1. BÖLÜM: Adım Sesleri

110 12 1
                                    

Uçurumdaki Kelebek.

1. BÖLÜM: ADIM SESLERİ

"...öyle ki; ben seni ruhuma ortak edecek kadar sevmiştim..."

***

"Sen beni dile, ben sana koşarak gelirim!"

***

Hayal.

Yaşantıma ters olan bir isim.

Evet, evet. İsmim, Hayal.

Bu lanet hayatta kalabilmek için verdiğim mücadeleye karşın ismim Hayal.

Kulaklığımdan kulağıma yayılan ve duygularımı istila eden şarkı bedenimi gevşetiyordu. Kış ayındaydık ve hava eksilerde dolaşıyordu. Bir kere daha lanet ettim. Hava çok soğuktu ve bedenenim de ruhum gibi üşüyordu.

Lanet olsun.

İçinde bulunduğum montuma daha sıkı sarıldım. Pek işe yaramıyordu ama yapmadan da duramıyordum. Büyük bir çocuk parkına gelmiştim ama birazdan yağacak yağmurdan dolayı kimse yoktu.

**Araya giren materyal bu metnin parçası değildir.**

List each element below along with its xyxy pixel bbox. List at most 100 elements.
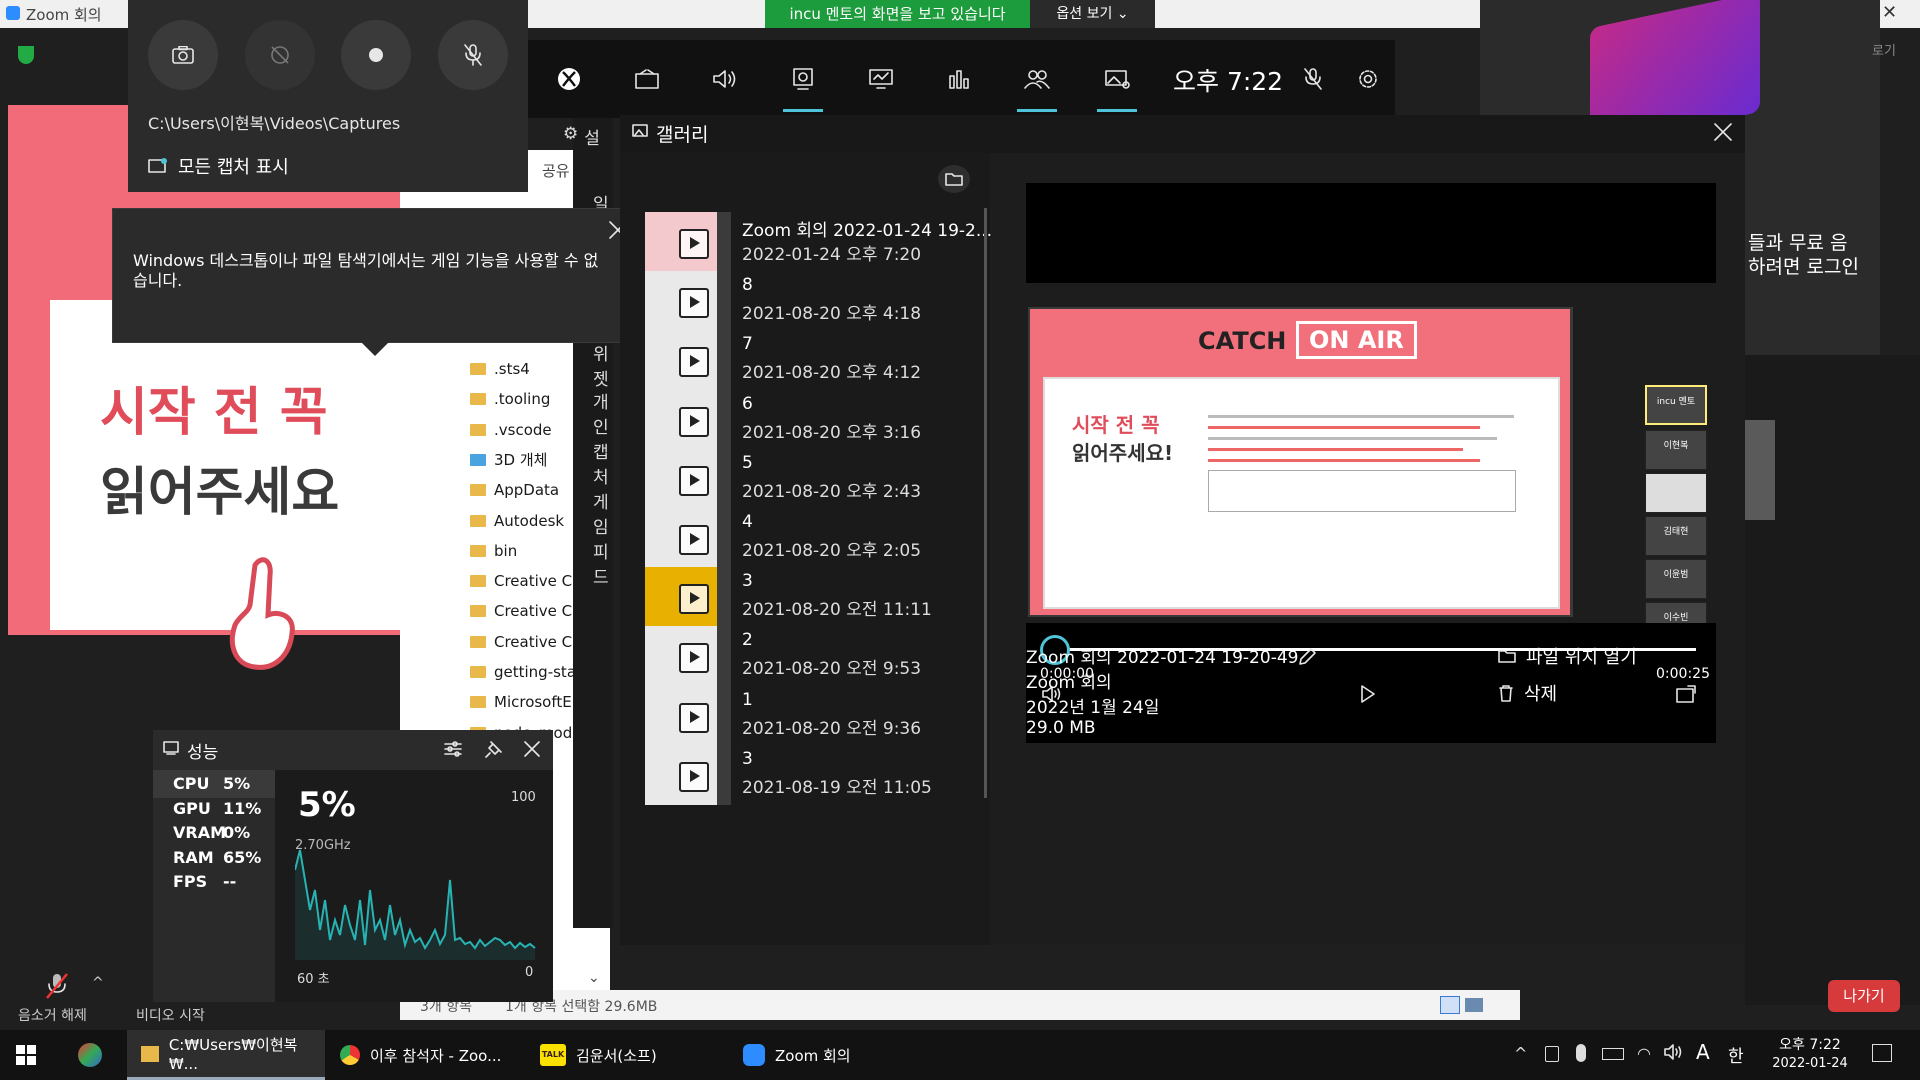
- next-arrow-icon[interactable]: [1745, 420, 1775, 520]
- promo-text-line1: 들과 무료 음: [1748, 232, 1848, 254]
- start-recording-button[interactable]: [341, 20, 411, 90]
- leave-button[interactable]: 나가기: [1828, 980, 1900, 1012]
- folder-item[interactable]: 3D 개체: [470, 446, 547, 474]
- open-file-location-button[interactable]: 파일 위치 열기: [1498, 643, 1637, 669]
- play-button[interactable]: [1360, 685, 1376, 703]
- tray-chevron-icon[interactable]: ^: [1514, 1044, 1527, 1063]
- gallery-button[interactable]: [1078, 40, 1156, 118]
- settings-nav-item[interactable]: 개인: [593, 388, 613, 438]
- folder-item[interactable]: Creative Cl: [470, 567, 576, 595]
- details-view-icon[interactable]: [1440, 996, 1460, 1014]
- capture-item[interactable]: 1 2021-08-20 오전 9:36: [645, 685, 975, 750]
- capture-size: 29.0 MB: [1026, 718, 1096, 738]
- resources-button[interactable]: [920, 40, 998, 118]
- share-tab[interactable]: 공유: [542, 160, 570, 181]
- folder-item[interactable]: bin: [470, 537, 517, 565]
- widget-menu-button[interactable]: [608, 40, 686, 118]
- folder-item[interactable]: getting-sta: [470, 658, 576, 686]
- record-last-button[interactable]: [245, 20, 315, 90]
- expand-icon: [1676, 685, 1696, 703]
- capture-item[interactable]: Zoom 회의 2022-01-24 19-2... 2022-01-24 오후 …: [645, 212, 992, 276]
- taskbar-explorer[interactable]: C:₩Users₩이현복₩...: [127, 1030, 325, 1080]
- capture-item[interactable]: 5 2021-08-20 오후 2:43: [645, 448, 975, 513]
- capture-item[interactable]: 8 2021-08-20 오후 4:18: [645, 271, 975, 335]
- capture-button[interactable]: [764, 40, 842, 118]
- battery-icon[interactable]: [1602, 1048, 1624, 1060]
- capture-widget: C:\Users\이현복\Videos\Captures 모든 캡처 표시: [128, 0, 528, 192]
- show-all-captures-link[interactable]: 모든 캡처 표시: [148, 153, 289, 179]
- ime-mode[interactable]: A: [1696, 1040, 1710, 1064]
- capture-thumbnail: [645, 448, 731, 509]
- mic-icon[interactable]: [1576, 1044, 1586, 1062]
- taskbar-zoom[interactable]: Zoom 회의: [743, 1030, 923, 1080]
- settings-nav-item[interactable]: 피드: [593, 538, 613, 588]
- perf-metric-row[interactable]: VRAM0%: [173, 823, 250, 842]
- unmute-label[interactable]: 음소거 해제: [18, 1005, 87, 1025]
- folder-item[interactable]: .vscode: [470, 416, 552, 444]
- volume-icon[interactable]: [1664, 1042, 1684, 1062]
- social-button[interactable]: [998, 40, 1076, 118]
- chevron-down-icon[interactable]: ⌄: [588, 970, 600, 986]
- capture-item[interactable]: 7 2021-08-20 오후 4:12: [645, 330, 975, 394]
- start-button[interactable]: [15, 1030, 45, 1080]
- taskbar-kakaotalk[interactable]: TALK 김윤서(소프): [540, 1030, 720, 1080]
- start-video-label[interactable]: 비디오 시작: [136, 1005, 205, 1025]
- performance-widget: 성능 CPU 5% GPU 11% VRAM0% RAM 65% FPS -- 5% 2.70G…: [153, 730, 553, 1002]
- folder-icon: [141, 1045, 159, 1062]
- video-preview[interactable]: CATCH ON AIR 시작 전 꼭 읽어주세요!: [1028, 307, 1573, 617]
- record-dot-icon: [369, 48, 383, 62]
- notification-icon[interactable]: [1872, 1044, 1892, 1062]
- folder-item[interactable]: AppData: [470, 476, 559, 504]
- folder-item[interactable]: MicrosoftE: [470, 688, 572, 716]
- wifi-icon[interactable]: ◠: [1637, 1044, 1651, 1063]
- perf-metric-row[interactable]: FPS --: [173, 872, 236, 891]
- folder-item[interactable]: Creative Cl: [470, 628, 576, 656]
- folder-item[interactable]: Creative Cl: [470, 597, 576, 625]
- capture-thumbnail: [645, 626, 731, 687]
- folder-item[interactable]: .tooling: [470, 385, 550, 413]
- rename-button[interactable]: [1297, 647, 1317, 667]
- perf-metric-row[interactable]: CPU 5%: [173, 774, 250, 793]
- ime-hangul[interactable]: 한: [1728, 1042, 1744, 1067]
- open-folder-button[interactable]: [938, 165, 970, 193]
- screenshot-button[interactable]: [148, 20, 218, 90]
- preview-heading2: 읽어주세요!: [1072, 441, 1174, 465]
- scrollbar[interactable]: [984, 208, 987, 798]
- settings-button[interactable]: [1340, 40, 1395, 118]
- mic-options-chevron-icon[interactable]: ^: [92, 975, 104, 991]
- mic-mute-button[interactable]: [1288, 40, 1338, 118]
- fullscreen-button[interactable]: [1676, 685, 1696, 703]
- capture-item[interactable]: 3 2021-08-20 오전 11:11: [645, 567, 975, 631]
- xbox-button[interactable]: [530, 40, 608, 118]
- windows-icon: [16, 1045, 36, 1065]
- capture-item[interactable]: 4 2021-08-20 오후 2:05: [645, 508, 975, 572]
- capture-item[interactable]: 6 2021-08-20 오후 3:16: [645, 389, 975, 454]
- folder-item[interactable]: Autodesk: [470, 507, 564, 535]
- close-icon[interactable]: ✕: [1882, 2, 1897, 23]
- thumbnail-view-icon[interactable]: [1465, 998, 1483, 1012]
- perf-metric-row[interactable]: GPU 11%: [173, 799, 261, 818]
- capture-item[interactable]: 2 2021-08-20 오전 9:53: [645, 626, 975, 690]
- settings-nav-item[interactable]: 위젯: [593, 340, 613, 390]
- mic-toggle-button[interactable]: [438, 20, 508, 90]
- close-icon[interactable]: [1712, 121, 1734, 143]
- capture-item[interactable]: 3 2021-08-19 오전 11:05: [645, 744, 975, 809]
- shield-icon: [18, 46, 34, 64]
- settings-nav-item[interactable]: 캡처: [593, 438, 613, 488]
- close-icon[interactable]: [523, 740, 541, 758]
- webcam-icon[interactable]: [1545, 1046, 1559, 1062]
- pin-icon[interactable]: [485, 740, 503, 758]
- performance-button[interactable]: [842, 40, 920, 118]
- audio-button[interactable]: [686, 40, 764, 118]
- view-options-button[interactable]: 옵션 보기 ⌄: [1030, 0, 1155, 28]
- folder-item[interactable]: .sts4: [470, 355, 530, 383]
- settings-nav-item[interactable]: 게임: [593, 488, 613, 538]
- options-icon[interactable]: [443, 740, 463, 758]
- perf-metric-row[interactable]: RAM 65%: [173, 848, 261, 867]
- taskbar-date[interactable]: 2022-01-24: [1770, 1056, 1850, 1071]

Ne zaman şans bana gülümsedi ki?

Cebimdeki telefon titrediğinde sıkıntıyla mırıldanarak elimi cebime attım ve telefonu çıkardım.

Kraliçem... ARIYOR

Lanet olsun!

Ben anneme ne diyeceğim şimdi?

"Kızın kalp hastası ve en yakın zamanda uyuşan bir kalp bulunmazsa ölecek." mi? Hayır, hayır. Bunu anneme söylersem kadın paniğe kapılır ve soluğu yanımda alırdı.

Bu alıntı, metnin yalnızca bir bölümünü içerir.